Over the past 40 years, household finance has grown from a sleepy backwater into a complex and multifaceted discipline. Indeed, Michael Haliassos, the editor of Household Finance, notes that not until 2006 did this area of research receive its name from John Campbell, in his Presidential Address to the American Finance Association. Consider some of the rubrics under which the articles are subsumed: “Portfolio Models and the Stock Market Participation Puzzle,” “Portfolios of the Rich,” “Stock Trading Behavior and Age Effects,” and “Risk Aversion.” These labels are indicative of academia’s extensive ongoing effort to understand the individual investor’s proclivities and aversions, powered by several geopolitical developments around the world. Indeed, one may find affirmation of the professional and academic focus on this remit of the financial world in the increasing number of CFA® charterholders who specialize in private wealth management and who would, in consequence, benefit from the contents of this collection.
Developed nations’ increased longevity has strained social insurance schemes to the point that individual investors need to supplement their retirement income. In the United Kingdom, the Thatcher government’s privatization efforts encouraged greater household shareownership in the 1980s. To this, add companies’ ongoing shift away from defined benefit to defined contribution plans and tax incentives to open individual retirement accounts, particularly in the United States. The decades-long ascent of mutual funds, with their allure of professional management, has only fueled this trend.
In short, the burden of adequately provisioning for retirement has fallen on the individual investor’s shoulders. A more recent event with some less favorable consequences is the rise of financial innovation, particularly in mortgage finance, putting homeownership within reach of many who could not truly afford it. With wealth come risk and the individual’s need to understand its determinants. The global financial crisis of 2008–2009 taught investors hard lessons about the perils of debt.
The household balance sheet varies in complexity as a function of wealth and education, having come a long way from the basic menu of a bank account and a mortgage. The three volumes of Household Finance are organized thematically, affording the reader multiple perspectives on seminal issues in household finance and investing. These issues include asset allocation and location, risk aversion, stock trading behavior, underdiversification, financial literacy, financial advice, influences of culture and heredity on financial behavior, credit card behavior, and homeownership risk. Most of the pieces date from 2000 or later and thus address the increased number and complexity of financial decisions over the past 17 years. In addition, the writings consider household wealth from a global perspective.
The first part of the collection examines households’ equity and fixed-income participation rates around the globe. Relatively few households own individual securities, with those in Norway and Sweden being the exception. Differences in public policy, financial institutions, and cultural indicators explain these variations. The second part more closely examines the level of household participation in stock markets and how households process the choice between riskless and risky assets. Three studies in this section approach risk aversion from a behavioral and cognitive perspective. Financial advice receives extensive treatment, with perspectives on mis-selling, the advisory role of brokers, and the merits and demerits of regulation. Attention to these issues is appropriate, given the ongoing heated debate in the United States about fiduciary responsibilities of advisers in the context of Department of Labor rules.
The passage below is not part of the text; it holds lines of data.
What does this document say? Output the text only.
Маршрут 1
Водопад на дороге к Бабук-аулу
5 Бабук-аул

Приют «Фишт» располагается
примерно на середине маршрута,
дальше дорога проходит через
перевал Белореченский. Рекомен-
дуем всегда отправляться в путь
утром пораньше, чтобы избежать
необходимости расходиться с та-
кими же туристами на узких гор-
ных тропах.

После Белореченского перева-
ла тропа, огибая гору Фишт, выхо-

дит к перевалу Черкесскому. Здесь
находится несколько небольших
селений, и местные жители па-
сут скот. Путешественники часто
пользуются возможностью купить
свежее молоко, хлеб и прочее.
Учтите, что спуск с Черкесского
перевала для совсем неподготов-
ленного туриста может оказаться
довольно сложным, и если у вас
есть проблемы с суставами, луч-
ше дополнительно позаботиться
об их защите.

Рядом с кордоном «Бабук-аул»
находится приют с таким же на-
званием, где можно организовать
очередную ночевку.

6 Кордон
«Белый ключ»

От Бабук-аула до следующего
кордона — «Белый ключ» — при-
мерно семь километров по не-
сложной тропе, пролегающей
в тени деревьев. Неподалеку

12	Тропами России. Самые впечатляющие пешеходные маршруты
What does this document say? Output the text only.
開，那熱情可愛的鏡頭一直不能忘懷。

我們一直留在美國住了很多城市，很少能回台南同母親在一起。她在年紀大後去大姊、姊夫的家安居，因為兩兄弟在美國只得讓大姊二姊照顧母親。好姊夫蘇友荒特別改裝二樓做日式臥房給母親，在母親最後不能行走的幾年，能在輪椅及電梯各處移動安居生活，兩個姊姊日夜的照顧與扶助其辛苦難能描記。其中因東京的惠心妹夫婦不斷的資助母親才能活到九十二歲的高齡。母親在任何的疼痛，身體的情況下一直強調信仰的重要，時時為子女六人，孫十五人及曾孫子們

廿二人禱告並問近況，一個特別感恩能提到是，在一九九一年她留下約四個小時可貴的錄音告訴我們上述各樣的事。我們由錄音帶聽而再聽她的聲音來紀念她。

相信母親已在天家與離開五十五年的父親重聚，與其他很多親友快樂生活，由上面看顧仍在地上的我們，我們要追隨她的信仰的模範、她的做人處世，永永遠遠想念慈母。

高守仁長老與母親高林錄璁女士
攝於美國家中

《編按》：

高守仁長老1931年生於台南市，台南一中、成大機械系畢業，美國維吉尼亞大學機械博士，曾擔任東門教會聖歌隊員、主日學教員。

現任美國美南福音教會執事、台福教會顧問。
The $1,368 price tag puts this collection beyond the reach of most individual investors but well within a library’s budget. It is an invaluable reference for researchers, economists, students of behavioral finance, private wealth managers, product managers, and public policymakers. Most individuals will not have time to read all three volumes in their entirety, nor is it necessary to do so. Collectively, they are a reference work to be accessed for particular areas of interest. Best suited to an academic or technical readership, the individual contributions demand rigorous study, for in many instances they use quantitative methods and statistical analysis to support the authors’ hypotheses.
Household Finance contains much for decision makers to consider. It represents a good start in an area deserving of more research. The increasing sophistication of new types of data comparable across countries, along with policymakers’ efforts to understand individual financial behavior better, will allow for greater cross-pollination with related disciplines, such as mathematics, psychology, and history. Hopefully, this interaction will shed more light on a burgeoning field of study.